Was she thinking of him? If they thought of one another at the same moment, could their thoughts meet and interchange?—But she didn’t love him. Oh, the things he had left unsaid—the things he would say to make her love him now, if she sat beside him!—She had spoken truly—happiness had to be paid for with sorrow. His share of the paying had commenced, and hers——? Would she dodge payment by forgetting? The law of change was cruel; it diminished all things, even the most sacred, to mere incidents in a passing pageant. A pigmy charioteer, with the futile hands of imagination, he was making the old foolish endeavor to rein in Time’s stallions.

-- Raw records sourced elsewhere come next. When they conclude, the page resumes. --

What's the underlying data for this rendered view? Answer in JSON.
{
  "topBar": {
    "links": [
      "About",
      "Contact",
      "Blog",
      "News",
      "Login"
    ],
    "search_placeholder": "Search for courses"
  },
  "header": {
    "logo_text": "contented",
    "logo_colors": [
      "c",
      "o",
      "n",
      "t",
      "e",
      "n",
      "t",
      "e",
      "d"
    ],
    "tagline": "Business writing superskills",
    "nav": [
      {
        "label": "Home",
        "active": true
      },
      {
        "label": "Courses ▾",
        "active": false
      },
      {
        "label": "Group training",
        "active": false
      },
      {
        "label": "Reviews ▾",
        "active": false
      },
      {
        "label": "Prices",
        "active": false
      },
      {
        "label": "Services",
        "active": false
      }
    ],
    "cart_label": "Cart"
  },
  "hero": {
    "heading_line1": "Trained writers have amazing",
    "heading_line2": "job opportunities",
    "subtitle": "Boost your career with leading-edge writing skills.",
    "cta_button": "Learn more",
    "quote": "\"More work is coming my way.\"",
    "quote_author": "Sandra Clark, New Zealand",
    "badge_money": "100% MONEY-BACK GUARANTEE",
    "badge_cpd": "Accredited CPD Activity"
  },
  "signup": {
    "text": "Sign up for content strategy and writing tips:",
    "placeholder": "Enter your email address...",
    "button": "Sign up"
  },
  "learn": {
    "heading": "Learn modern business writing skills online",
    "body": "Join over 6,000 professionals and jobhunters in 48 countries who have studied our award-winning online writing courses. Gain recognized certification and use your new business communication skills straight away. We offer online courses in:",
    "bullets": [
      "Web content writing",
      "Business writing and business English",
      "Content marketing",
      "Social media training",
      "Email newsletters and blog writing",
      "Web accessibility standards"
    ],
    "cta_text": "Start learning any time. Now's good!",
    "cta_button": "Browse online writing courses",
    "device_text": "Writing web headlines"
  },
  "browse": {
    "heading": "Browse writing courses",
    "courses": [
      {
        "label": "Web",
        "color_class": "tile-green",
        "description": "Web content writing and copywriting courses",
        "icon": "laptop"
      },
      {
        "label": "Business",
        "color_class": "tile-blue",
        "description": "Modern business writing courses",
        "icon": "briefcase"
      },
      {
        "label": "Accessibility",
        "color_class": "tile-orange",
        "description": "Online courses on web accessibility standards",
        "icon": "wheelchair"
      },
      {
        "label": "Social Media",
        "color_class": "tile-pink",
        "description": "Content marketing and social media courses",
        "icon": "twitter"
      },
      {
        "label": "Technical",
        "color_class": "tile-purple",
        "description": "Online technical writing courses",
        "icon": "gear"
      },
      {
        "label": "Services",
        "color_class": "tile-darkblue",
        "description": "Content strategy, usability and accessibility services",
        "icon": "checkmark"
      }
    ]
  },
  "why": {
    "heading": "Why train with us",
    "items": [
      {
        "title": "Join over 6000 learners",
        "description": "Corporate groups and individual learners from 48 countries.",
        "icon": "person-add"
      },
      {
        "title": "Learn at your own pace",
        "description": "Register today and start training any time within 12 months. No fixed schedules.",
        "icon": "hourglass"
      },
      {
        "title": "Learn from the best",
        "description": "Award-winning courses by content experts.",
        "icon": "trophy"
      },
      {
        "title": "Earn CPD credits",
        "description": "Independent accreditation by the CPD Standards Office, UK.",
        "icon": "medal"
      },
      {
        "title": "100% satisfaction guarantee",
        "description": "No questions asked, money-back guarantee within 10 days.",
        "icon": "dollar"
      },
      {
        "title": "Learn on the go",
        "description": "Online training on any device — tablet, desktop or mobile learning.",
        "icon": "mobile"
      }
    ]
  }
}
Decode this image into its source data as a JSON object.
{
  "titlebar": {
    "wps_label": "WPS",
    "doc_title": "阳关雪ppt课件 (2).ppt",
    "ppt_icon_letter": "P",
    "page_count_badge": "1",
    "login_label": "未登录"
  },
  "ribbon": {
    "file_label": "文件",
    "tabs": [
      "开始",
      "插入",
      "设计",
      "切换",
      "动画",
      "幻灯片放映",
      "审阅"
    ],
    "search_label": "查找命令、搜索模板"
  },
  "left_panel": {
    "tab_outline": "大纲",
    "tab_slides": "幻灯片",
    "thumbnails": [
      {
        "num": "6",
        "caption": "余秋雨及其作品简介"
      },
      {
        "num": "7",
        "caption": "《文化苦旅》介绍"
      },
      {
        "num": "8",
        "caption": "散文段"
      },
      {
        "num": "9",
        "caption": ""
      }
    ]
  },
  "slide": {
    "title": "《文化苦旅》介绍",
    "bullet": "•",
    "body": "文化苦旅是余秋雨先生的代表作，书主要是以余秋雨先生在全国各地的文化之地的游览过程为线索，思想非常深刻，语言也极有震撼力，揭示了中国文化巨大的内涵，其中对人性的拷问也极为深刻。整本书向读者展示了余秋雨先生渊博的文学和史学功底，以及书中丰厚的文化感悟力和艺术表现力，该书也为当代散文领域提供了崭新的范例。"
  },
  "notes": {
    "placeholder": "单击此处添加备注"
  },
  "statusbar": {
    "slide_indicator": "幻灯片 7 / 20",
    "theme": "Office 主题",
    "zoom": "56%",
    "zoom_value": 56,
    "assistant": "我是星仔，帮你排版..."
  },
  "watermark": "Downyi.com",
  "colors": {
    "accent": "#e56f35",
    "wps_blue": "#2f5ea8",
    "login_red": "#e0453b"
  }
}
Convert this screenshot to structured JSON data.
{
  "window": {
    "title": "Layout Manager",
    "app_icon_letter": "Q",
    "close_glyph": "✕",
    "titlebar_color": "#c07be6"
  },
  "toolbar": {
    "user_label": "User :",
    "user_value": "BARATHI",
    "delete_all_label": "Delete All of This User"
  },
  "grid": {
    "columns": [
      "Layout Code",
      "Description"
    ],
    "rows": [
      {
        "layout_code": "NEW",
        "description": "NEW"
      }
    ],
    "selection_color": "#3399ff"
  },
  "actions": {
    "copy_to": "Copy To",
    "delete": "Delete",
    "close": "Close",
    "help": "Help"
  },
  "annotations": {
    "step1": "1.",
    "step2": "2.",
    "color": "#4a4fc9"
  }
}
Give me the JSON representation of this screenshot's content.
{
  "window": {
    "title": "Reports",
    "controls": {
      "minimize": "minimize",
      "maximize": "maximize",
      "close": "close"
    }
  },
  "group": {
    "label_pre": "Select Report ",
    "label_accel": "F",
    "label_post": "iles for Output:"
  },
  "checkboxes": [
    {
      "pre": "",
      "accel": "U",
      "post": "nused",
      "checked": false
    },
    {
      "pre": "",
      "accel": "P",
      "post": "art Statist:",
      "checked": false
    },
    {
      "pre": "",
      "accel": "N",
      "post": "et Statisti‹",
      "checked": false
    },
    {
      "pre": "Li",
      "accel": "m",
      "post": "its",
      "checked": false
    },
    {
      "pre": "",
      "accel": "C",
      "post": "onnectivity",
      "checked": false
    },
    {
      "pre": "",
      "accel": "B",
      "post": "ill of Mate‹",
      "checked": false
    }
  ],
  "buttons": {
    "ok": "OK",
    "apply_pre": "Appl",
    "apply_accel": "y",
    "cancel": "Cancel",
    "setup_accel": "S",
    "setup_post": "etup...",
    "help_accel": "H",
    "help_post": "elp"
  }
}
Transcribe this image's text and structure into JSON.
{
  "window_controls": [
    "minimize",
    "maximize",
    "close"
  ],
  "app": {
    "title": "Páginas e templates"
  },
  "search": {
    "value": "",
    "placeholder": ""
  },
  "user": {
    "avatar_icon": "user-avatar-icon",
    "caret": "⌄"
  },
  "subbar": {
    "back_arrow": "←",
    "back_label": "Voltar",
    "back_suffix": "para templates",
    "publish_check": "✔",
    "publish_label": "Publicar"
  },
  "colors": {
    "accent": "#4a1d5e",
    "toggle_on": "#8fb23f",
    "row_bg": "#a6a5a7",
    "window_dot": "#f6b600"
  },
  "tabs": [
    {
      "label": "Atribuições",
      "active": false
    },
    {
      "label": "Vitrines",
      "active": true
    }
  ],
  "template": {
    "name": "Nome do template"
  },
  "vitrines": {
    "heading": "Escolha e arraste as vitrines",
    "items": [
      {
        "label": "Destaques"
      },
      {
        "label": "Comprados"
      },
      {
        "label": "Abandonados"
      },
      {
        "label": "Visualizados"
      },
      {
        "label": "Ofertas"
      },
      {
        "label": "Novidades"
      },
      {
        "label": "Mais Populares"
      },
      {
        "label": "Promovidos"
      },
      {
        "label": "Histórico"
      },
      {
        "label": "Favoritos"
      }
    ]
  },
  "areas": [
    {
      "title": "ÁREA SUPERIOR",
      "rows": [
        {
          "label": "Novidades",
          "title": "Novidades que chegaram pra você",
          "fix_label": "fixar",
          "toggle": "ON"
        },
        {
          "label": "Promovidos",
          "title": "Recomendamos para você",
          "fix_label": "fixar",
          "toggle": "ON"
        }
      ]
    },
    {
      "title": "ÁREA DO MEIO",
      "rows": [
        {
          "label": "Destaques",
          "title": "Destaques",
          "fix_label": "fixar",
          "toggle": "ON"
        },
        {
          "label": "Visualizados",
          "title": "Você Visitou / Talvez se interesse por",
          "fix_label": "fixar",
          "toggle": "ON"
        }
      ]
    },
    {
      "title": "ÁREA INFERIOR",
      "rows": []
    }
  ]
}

He pictured himself as painted on a frieze with her in the moment of their supreme elation—the moment when attainment had been certain, just before it was realized. The frieze should represent a meadow in the early morning, a river with mists rising from off it, and a boy, stooping his lips over the naked feet of a girl. Someone else had uttered the same fancy:
“Fair Youth, beneath the trees, thou canst not leave
Thy song, nor ever can those trees be bare;
Bold lover, never, never canst thou kiss,
Though winning near the goal—yet do not grieve!
She cannot fade-”
She cannot fade. Already it seemed that the sharp edges of his memories were lost to him. How was it that her face lit up? How did her voice shudder and slur from sudden piping notes into tenderness? How——? Things grew vague—he had meant to treasure them so poignantly. Like a dream from which, against his will, he was waking, Illusion gathered in her skirts from his clutching hands, growing faint against the background of reality.
The waking had commenced before he left Henley. On his return to The Skylark he had found a note waiting him. It had been forwarded from Topbury. His name and address were printed, evidently to disguise the hand of the sender. Inside, on a half sheet of note-paper, was scrawled:
“For God’s sake meet me. Seven o’clock at the bottom of the Crescent. I’m lonely.”